For good or for ill, Germany thus presented itself as an intermediary and a power worthy of reckoning, a lesson soon followed by the United States, when Theodore Roosevelt brokered a peace between Japan and Russia after the Russo-Japanese War in 1905. India should take note: it was not a major player in Iranian nuclear talks or the Syrian Civil War, nor has it been asked to play a major role as a mediator in international disputes yet. India often has to play second fiddle to China when seeking economic and infrastructure deals with other countries in Asia or Africa.

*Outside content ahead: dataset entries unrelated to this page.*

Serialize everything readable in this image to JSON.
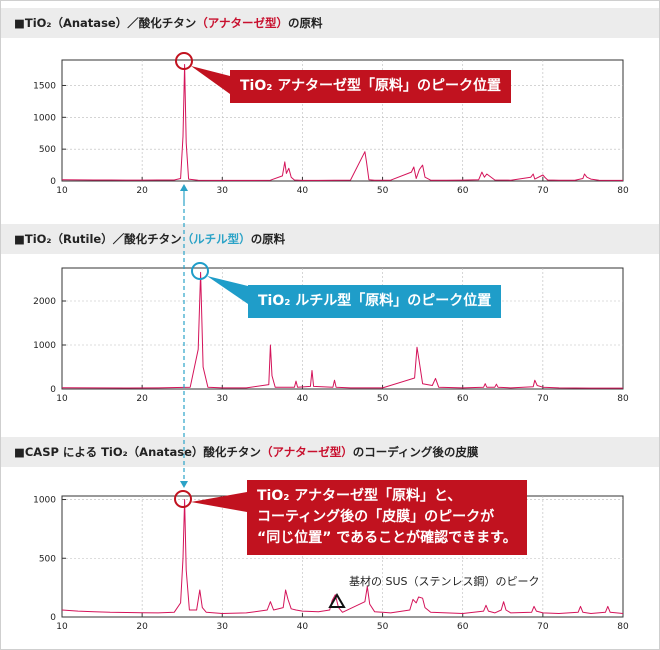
{
  "sections": [
    {
      "prefix": "■TiO₂（Anatase）／酸化チタン",
      "highlight": "（アナターゼ型）",
      "suffix": "の原料",
      "highlight_color": "#c8102e"
    },
    {
      "prefix": "■TiO₂（Rutile）／酸化チタン",
      "highlight": "（ルチル型）",
      "suffix": "の原料",
      "highlight_color": "#2ba3c7"
    },
    {
      "prefix": "■CASP による TiO₂（Anatase）酸化チタン",
      "highlight": "（アナターゼ型）",
      "suffix": "のコーディング後の皮膜",
      "highlight_color": "#c8102e"
    }
  ],
  "callouts": {
    "anatase": {
      "text": "TiO₂ アナターゼ型「原料」のピーク位置",
      "color": "#c1121f"
    },
    "rutile": {
      "text": "TiO₂ ルチル型「原料」のピーク位置",
      "color": "#1f9dc9"
    },
    "coating": {
      "lines": [
        "TiO₂ アナターゼ型「原料」と、",
        "コーティング後の「皮膜」のピークが",
        "“同じ位置” であることが確認できます。"
      ],
      "color": "#c1121f"
    }
  },
  "annotation": {
    "text": "基材の SUS（ステンレス鋼）のピーク"
  },
  "chart_data": [
    {
      "type": "line",
      "title": "",
      "xlabel": "",
      "ylabel": "",
      "xlim": [
        10,
        80
      ],
      "ylim": [
        0,
        1900
      ],
      "xticks": [
        10,
        20,
        30,
        40,
        50,
        60,
        70,
        80
      ],
      "yticks": [
        0,
        500,
        1000,
        1500
      ],
      "grid": true,
      "line_color": "#d4145a",
      "series": [
        {
          "x": [
            10,
            12,
            14,
            16,
            18,
            20,
            22,
            24,
            24.8,
            25.1,
            25.3,
            25.5,
            25.8,
            27,
            30,
            33,
            36,
            37.5,
            37.8,
            38.0,
            38.3,
            38.6,
            39,
            40,
            42,
            44,
            46,
            47.8,
            48.0,
            48.3,
            49,
            51,
            53.6,
            53.9,
            54.2,
            54.6,
            55.0,
            55.3,
            56,
            58,
            60,
            62,
            62.4,
            62.7,
            63.0,
            64,
            66,
            68.5,
            68.8,
            69,
            70.0,
            70.3,
            70.6,
            72,
            74,
            75.0,
            75.2,
            75.5,
            76.0,
            77,
            80
          ],
          "y": [
            20,
            18,
            16,
            15,
            14,
            14,
            15,
            16,
            40,
            700,
            1830,
            600,
            30,
            12,
            10,
            10,
            12,
            80,
            300,
            120,
            200,
            60,
            15,
            10,
            10,
            12,
            14,
            460,
            300,
            20,
            12,
            12,
            140,
            220,
            40,
            180,
            250,
            60,
            12,
            12,
            14,
            20,
            140,
            60,
            110,
            15,
            12,
            60,
            110,
            30,
            95,
            50,
            15,
            12,
            12,
            40,
            110,
            60,
            30,
            12,
            10
          ]
        }
      ]
    },
    {
      "type": "line",
      "title": "",
      "xlabel": "",
      "ylabel": "",
      "xlim": [
        10,
        80
      ],
      "ylim": [
        0,
        2750
      ],
      "xticks": [
        10,
        20,
        30,
        40,
        50,
        60,
        70,
        80
      ],
      "yticks": [
        0,
        1000,
        2000
      ],
      "grid": true,
      "line_color": "#d4145a",
      "series": [
        {
          "x": [
            10,
            14,
            18,
            22,
            26,
            27.0,
            27.3,
            27.6,
            28.2,
            30,
            33,
            35.8,
            36.0,
            36.2,
            36.6,
            39,
            39.2,
            39.4,
            41,
            41.2,
            41.4,
            43.8,
            44.0,
            44.2,
            46,
            50,
            54.0,
            54.3,
            54.6,
            55.0,
            56.2,
            56.6,
            57.0,
            60,
            62.6,
            62.8,
            63.0,
            64,
            64.2,
            64.4,
            66,
            68.8,
            69.0,
            69.3,
            70,
            72,
            76,
            80
          ],
          "y": [
            30,
            25,
            22,
            25,
            40,
            900,
            2650,
            500,
            40,
            25,
            25,
            100,
            1000,
            300,
            40,
            40,
            180,
            40,
            60,
            420,
            60,
            40,
            200,
            40,
            25,
            25,
            250,
            950,
            600,
            120,
            80,
            240,
            40,
            25,
            40,
            120,
            40,
            40,
            110,
            40,
            25,
            50,
            200,
            80,
            40,
            25,
            20,
            20
          ]
        }
      ]
    },
    {
      "type": "line",
      "title": "",
      "xlabel": "",
      "ylabel": "",
      "xlim": [
        10,
        80
      ],
      "ylim": [
        0,
        1030
      ],
      "xticks": [
        10,
        20,
        30,
        40,
        50,
        60,
        70,
        80
      ],
      "yticks": [
        0,
        500,
        1000
      ],
      "grid": true,
      "line_color": "#d4145a",
      "series": [
        {
          "x": [
            10,
            12,
            14,
            16,
            18,
            20,
            22,
            24,
            24.8,
            25.1,
            25.3,
            25.5,
            25.9,
            26.8,
            27.2,
            27.5,
            28,
            30,
            33,
            35.6,
            36.0,
            36.4,
            37.6,
            37.9,
            38.2,
            38.6,
            39.2,
            40,
            42,
            43.4,
            43.7,
            44.1,
            44.5,
            45,
            47.8,
            48.1,
            48.4,
            49,
            51,
            53.4,
            53.8,
            54.2,
            54.5,
            55.0,
            55.3,
            56,
            58,
            60,
            62.6,
            62.9,
            63.2,
            64,
            64.8,
            65.1,
            65.4,
            66,
            68.6,
            68.9,
            69.2,
            70,
            72,
            74.4,
            74.7,
            75,
            76,
            77.8,
            78.1,
            78.4,
            80
          ],
          "y": [
            60,
            50,
            45,
            40,
            38,
            36,
            35,
            40,
            120,
            500,
            1000,
            400,
            60,
            60,
            230,
            80,
            40,
            30,
            35,
            60,
            130,
            60,
            80,
            230,
            150,
            70,
            60,
            50,
            45,
            60,
            140,
            190,
            80,
            40,
            130,
            260,
            110,
            45,
            35,
            60,
            150,
            120,
            170,
            160,
            80,
            40,
            35,
            30,
            50,
            100,
            50,
            35,
            60,
            130,
            60,
            35,
            40,
            90,
            50,
            35,
            30,
            40,
            90,
            40,
            30,
            40,
            90,
            40,
            30
          ]
        }
      ]
    }
  ]
}
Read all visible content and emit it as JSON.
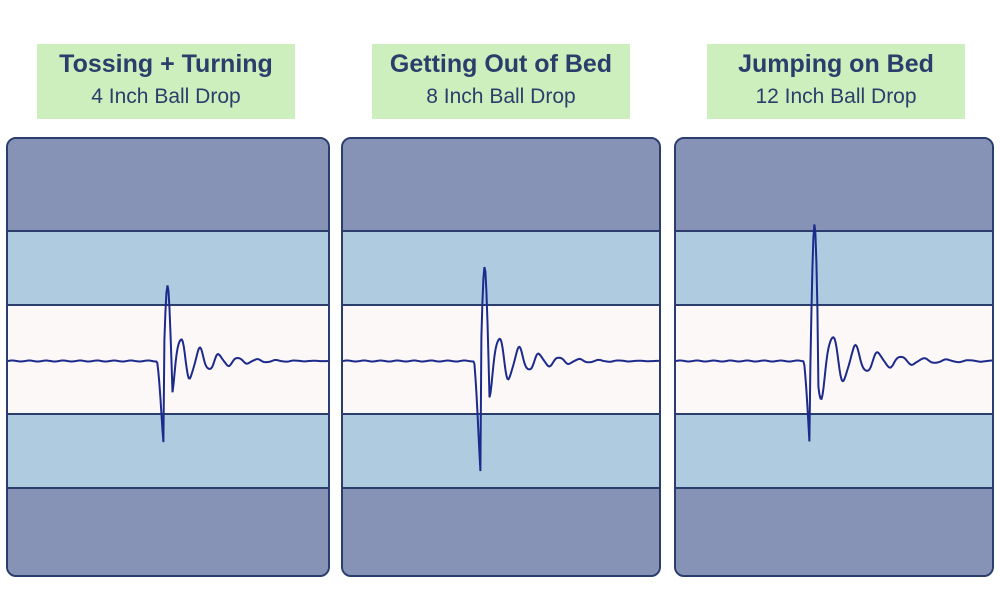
{
  "chart_data": [
    {
      "type": "line",
      "title": "Tossing + Turning",
      "subtitle": "4 Inch Ball Drop",
      "ylim": [
        -1,
        1
      ],
      "onset": 0.46,
      "peak_up": 0.57,
      "peak_down": -0.69,
      "decay": 5.5,
      "freq": 17,
      "series": [
        {
          "values": []
        }
      ]
    },
    {
      "type": "line",
      "title": "Getting Out of Bed",
      "subtitle": "8 Inch Ball Drop",
      "ylim": [
        -1,
        1
      ],
      "onset": 0.41,
      "peak_up": 0.72,
      "peak_down": -0.96,
      "decay": 5.0,
      "freq": 16,
      "series": [
        {
          "values": []
        }
      ]
    },
    {
      "type": "line",
      "title": "Jumping on Bed",
      "subtitle": "12 Inch Ball Drop",
      "ylim": [
        -1,
        1
      ],
      "onset": 0.4,
      "peak_up": 1.08,
      "peak_down": -0.83,
      "decay": 4.0,
      "freq": 14,
      "series": [
        {
          "values": []
        }
      ]
    }
  ],
  "colors": {
    "line": "#1c2a8c",
    "label_bg": "#cdeebd",
    "title": "#2b3e6b"
  }
}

Additionally, India should understand the importance of achieving clarity with its foreign policy and choice of partners. There is much to be said about the benefits of not formally entering into alliances with any one bloc of states or maintaining friendly relations with opposing states (such as both Russia and the United States or Iran and Saudi Arabia). However, India should be wary of trying to ally with everyone and then becoming an essentially superfluous member of multiple opposing partnerships; for example, India will soon join the Shanghai Cooperation Organization (SCO), in which China plays a major role, while also recently strengthening its partnership with the United States. India can hardly be geopolitically aligned, in the long run, with what are essentially opposing blocs.

In Germany, Bismarck temporarily aligned with different powers for a concrete goal, namely the union of his country, but otherwise knew what he wanted and doubled down on a foreign policy that was in the best interests of his country–keeping France and Russia apart. Even after Bismark, Germany was still the major partner of a relatively stable alliance of central European powers and its goal remained to keep France down–this was clear. On the other hand, Italy drifted from being a junior partner in one alliance to being a junior partner in another alliance and, despite its economic potential and population, it failed to strategically convert this into military efficiency, due to its often corrupt and messy politics.

India needs to decide, then, as a rising power. Does it want to be like Germany, a respected pole which gained influence and power on the world stage soon after its rise? Or remain a secondary power whose alliances and strategy are fluid to the point of superfluity, like Italy?